Et utilité de passer encore par un juge ? Je pense qu'on leur en demande suffisamment. Je me demande quel est déjà leur solicitation dans le cadre de l'immigration (contestation du refus d'entrer dans le territoire, contestation du rejet du dossier, contestation de la qualification des pièces, contestation de la décision d'expulsion, contestation de l'acte d'expulsion, contestation de la procédure d'expulsion). Des recours qui alourdissent les procédures et qui font souvent doublons (mais bon il faut bien que les gens fassent préserver leurs droits !). Ce serait intéressant de savoir si dans ce cas le juge joue un rôle réel ou s'il s'agit d'une échappatoire pour faire accepter un texte en alourdissant sans raison le travail de celui à qui on doit laisser le temps d'être juste :)

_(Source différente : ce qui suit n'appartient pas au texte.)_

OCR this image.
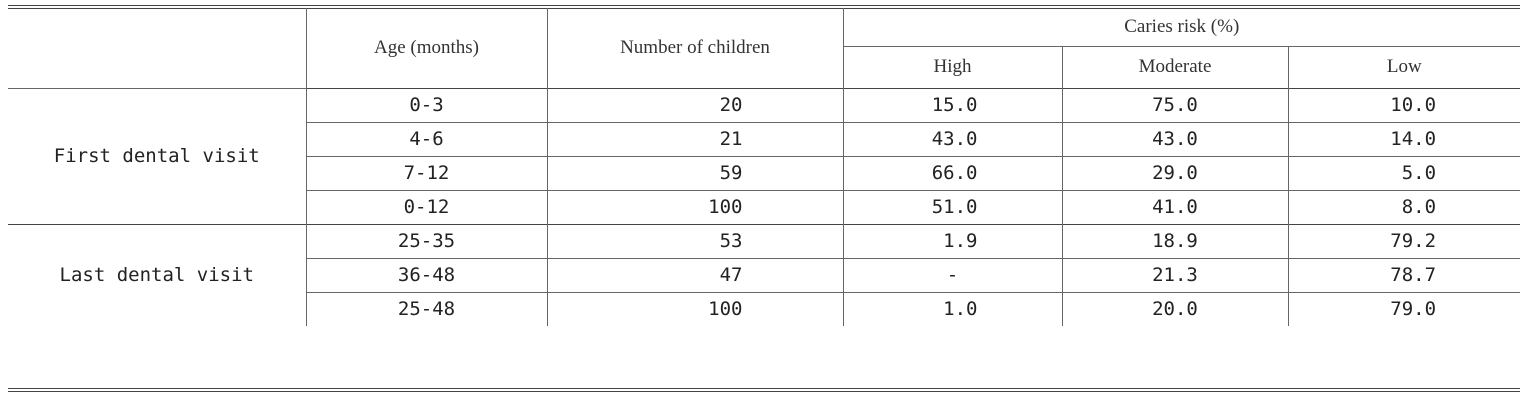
	Age (months)	Number of children	Caries risk (%)		
			High	Moderate	Low
First dental visit	0-3	20	15.0	75.0	10.0
	4-6	21	43.0	43.0	14.0
	7-12	59	66.0	29.0	5.0
	0-12	100	51.0	41.0	8.0
Last dental visit	25-35	53	1.9	18.9	79.2
	36-48	47	-	21.3	78.7
	25-48	100	1.0	20.0	79.0
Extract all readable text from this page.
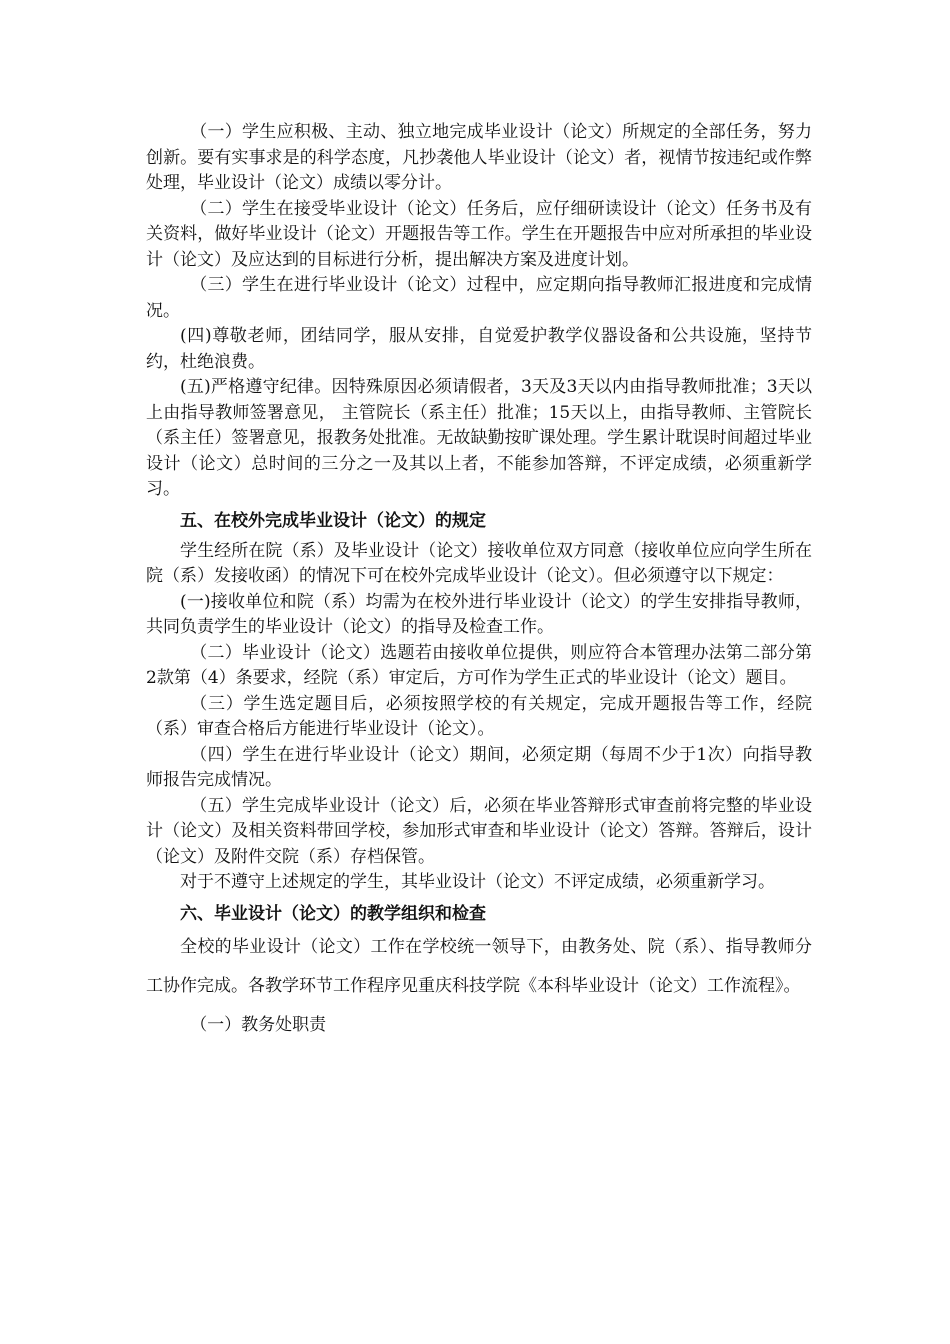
（一）学生应积极、主动、独立地完成毕业设计（论文）所规定的全部任务，努力创新。要有实事求是的科学态度，凡抄袭他人毕业设计（论文）者，视情节按违纪或作弊处理，毕业设计（论文）成绩以零分计。

（二）学生在接受毕业设计（论文）任务后，应仔细研读设计（论文）任务书及有关资料，做好毕业设计（论文）开题报告等工作。学生在开题报告中应对所承担的毕业设计（论文）及应达到的目标进行分析，提出解决方案及进度计划。

（三）学生在进行毕业设计（论文）过程中，应定期向指导教师汇报进度和完成情况。

(四)尊敬老师，团结同学，服从安排，自觉爱护教学仪器设备和公共设施，坚持节约，杜绝浪费。

(五)严格遵守纪律。因特殊原因必须请假者，3天及3天以内由指导教师批准；3天以上由指导教师签署意见， 主管院长（系主任）批准；15天以上，由指导教师、主管院长（系主任）签署意见，报教务处批准。无故缺勤按旷课处理。学生累计耽误时间超过毕业设计（论文）总时间的三分之一及其以上者，不能参加答辩，不评定成绩，必须重新学习。

五、在校外完成毕业设计（论文）的规定

学生经所在院（系）及毕业设计（论文）接收单位双方同意（接收单位应向学生所在院（系）发接收函）的情况下可在校外完成毕业设计（论文）。但必须遵守以下规定：

(一)接收单位和院（系）均需为在校外进行毕业设计（论文）的学生安排指导教师，共同负责学生的毕业设计（论文）的指导及检查工作。

（二）毕业设计（论文）选题若由接收单位提供，则应符合本管理办法第二部分第2款第（4）条要求，经院（系）审定后，方可作为学生正式的毕业设计（论文）题目。

（三）学生选定题目后，必须按照学校的有关规定，完成开题报告等工作，经院（系）审查合格后方能进行毕业设计（论文）。

（四）学生在进行毕业设计（论文）期间，必须定期（每周不少于1次）向指导教师报告完成情况。

（五）学生完成毕业设计（论文）后，必须在毕业答辩形式审查前将完整的毕业设计（论文）及相关资料带回学校，参加形式审查和毕业设计（论文）答辩。答辩后，设计（论文）及附件交院（系）存档保管。

对于不遵守上述规定的学生，其毕业设计（论文）不评定成绩，必须重新学习。

六、毕业设计（论文）的教学组织和检查

全校的毕业设计（论文）工作在学校统一领导下，由教务处、院（系）、指导教师分工协作完成。各教学环节工作程序见重庆科技学院《本科毕业设计（论文）工作流程》。

（一）教务处职责
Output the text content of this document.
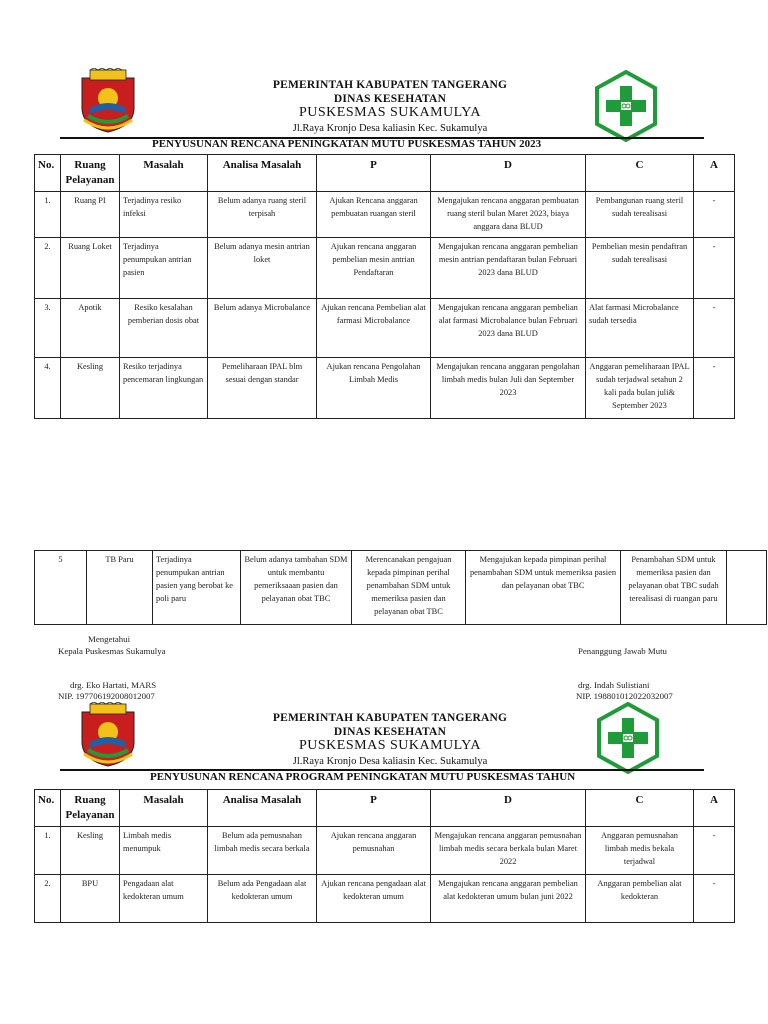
PEMERINTAH KABUPATEN TANGERANG
DINAS KESEHATAN
PUSKESMAS SUKAMULYA
Jl.Raya Kronjo Desa kaliasin Kec. Sukamulya
PENYUSUNAN RENCANA PENINGKATAN MUTU PUSKESMAS TAHUN 2023
No.	Ruang Pelayanan	Masalah	Analisa Masalah	P	D	C	A
1.	Ruang PI	Terjadinya resiko infeksi	Belum adanya ruang steril terpisah	Ajukan Rencana anggaran pembuatan ruangan steril	Mengajukan rencana anggaran pembuatan ruang steril bulan Maret 2023, biaya anggara dana BLUD	Pembangunan ruang steril sudah terealisasi	-
2.	Ruang Loket	Terjadinya penumpukan antrian pasien	Belum adanya mesin antrian loket	Ajukan rencana anggaran pembelian mesin antrian Pendaftaran	Mengajukan rencana anggaran pembelian mesin antrian pendaftaran bulan Februari 2023 dana BLUD	Pembelian mesin pendaftran sudah terealisasi	-
3.	Apotik	Resiko kesalahan pemberian dosis obat	Belum adanya Microbalance	Ajukan rencana Pembelian alat farmasi Microbalance	Mengajukan rencana anggaran pembelian alat farmasi Microbalance bulan Februari 2023 dana BLUD	Alat farmasi Microbalance sudah tersedia	-
4.	Kesling	Resiko terjadinya pencemaran lingkungan	Pemeliharaan IPAL blm sesuai dengan standar	Ajukan rencana Pengolahan Limbah Medis	Mengajukan rencana anggaran pengolahan limbah medis bulan Juli dan September 2023	Anggaran pemeliharaan IPAL sudah terjadwal setahun 2 kali pada bulan juli& September 2023	-
5	TB Paru	Terjadinya penumpukan antrian pasien yang berobat ke poli paru	Belum adanya tambahan SDM untuk membantu pemeriksaaan pasien dan pelayanan obat TBC	Merencanakan pengajuan kepada pimpinan perihal penambahan SDM untuk memeriksa pasien dan pelayanan obat TBC	Mengajukan kepada pimpinan perihal penambahan SDM untuk memeriksa pasien dan pelayanan obat TBC	Penambahan SDM untuk memeriksa pasien dan pelayanan obat TBC sudah terealisasi di ruangan paru	
Mengetahui
Kepala Puskesmas Sukamulya
drg. Eko Hartati, MARS
NIP. 197706192008012007
Penanggung Jawab Mutu
drg. Indah Sulistiani
NIP. 198801012022032007
PEMERINTAH KABUPATEN TANGERANG
DINAS KESEHATAN
PUSKESMAS SUKAMULYA
Jl.Raya Kronjo Desa kaliasin Kec. Sukamulya
PENYUSUNAN RENCANA PROGRAM PENINGKATAN MUTU PUSKESMAS TAHUN
No.	Ruang Pelayanan	Masalah	Analisa Masalah	P	D	C	A
1.	Kesling	Limbah medis menumpuk	Belum ada pemusnahan limbah medis secara berkala	Ajukan rencana anggaran pemusnahan	Mengajukan rencana anggaran pemusnahan limbah medis secara berkala bulan Maret 2022	Anggaran pemusnahan limbah medis bekala terjadwal	-
2.	BPU	Pengadaan alat kedokteran umum	Belum ada Pengadaan alat kedokteran umum	Ajukan rencana pengadaan alat kedokteran umum	Mengajukan rencana anggaran pembelian alat kedokteran umum bulan juni 2022	Anggaran pembelian alat kedokteran	-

En cas d'absence de la mère, le demandeur d'un visa ne pourra tout simplement pas solliciter son identification par ses empreintes génétiques (on ne sais pas quelle conséquence en tirera l'administration).
Il y a tout de même quelque chose de génant : le texte est présenté comme une mesure favorable aux étrangers qui font une demande de regroupement sans pouvoir prouver l'état civil des membres de la familles.
Mais en réalité, il semble bien que ce soit une mesure destinée à lutter contre la fraude (ou freiner le regroupement familial ?), puisque même avec des actes d'état civil, l'administration pourra lui demander s'il accepte de faire le test "lorsqu'il a été informé par les agents diplomatiques ou consulaires de l'existence d'un doute sérieux sur l'authenticité de celui-ci"...
S'il refuse, on suppose que son dossier sera rejeté (ce qui relativise l'aspect "consentement").
Quand au rôle du juge (en l'espèce ce sera le Président du Tribunal de Grande Instance de Nantes) il me parrait important puisqu'il apprécira la nécessité de faire procéder à une telle identification.
En d'autre terme, il vérifira s'il y a bien un risque de fraude et que l'administration de demande pas systématiquement ce test aux étrangers.
Comme vous le savez, je n'approuve pas cet amendement (même dans sa nouvelle rédaction).
Je pense que ce texte est la dernière version qui sera adopté. L'ultime espoir réside dans les mains du Conseil constitutionnel.
J'aimerais bien savoir ce qui se passe à l'heure actuelle lorsque c'ets le cas : que les agents des services d'immigration pensent que le document est un faux. Soit ils ont la possibilité de rejeter ce document, et dans ce cas le test est positif (et j'ai entendu parler d'un contentieux sur la contestation des pièces mais je ne sais pas exactement ce qu'il en est). Soit ils ne peuvent pas la rejeter et dans ce cas il s'agit effectivement d'une limitation de l'immigration. Mais je trouverais ça curieux qu'en cas de faux ou de suspiscion de faux il n'y ait pas la possibilité d'examiner le document et de le rejetter.
A mon avis, actuellement, en cas de suspiscion, le dossier est signalé au Procureur compétent qui décide ou non d'enquêter et de poursuivre.
Si à terme l'étranger est déclaré coupable de faux (ou d'usage de faux), le regroupement familial est remis en question.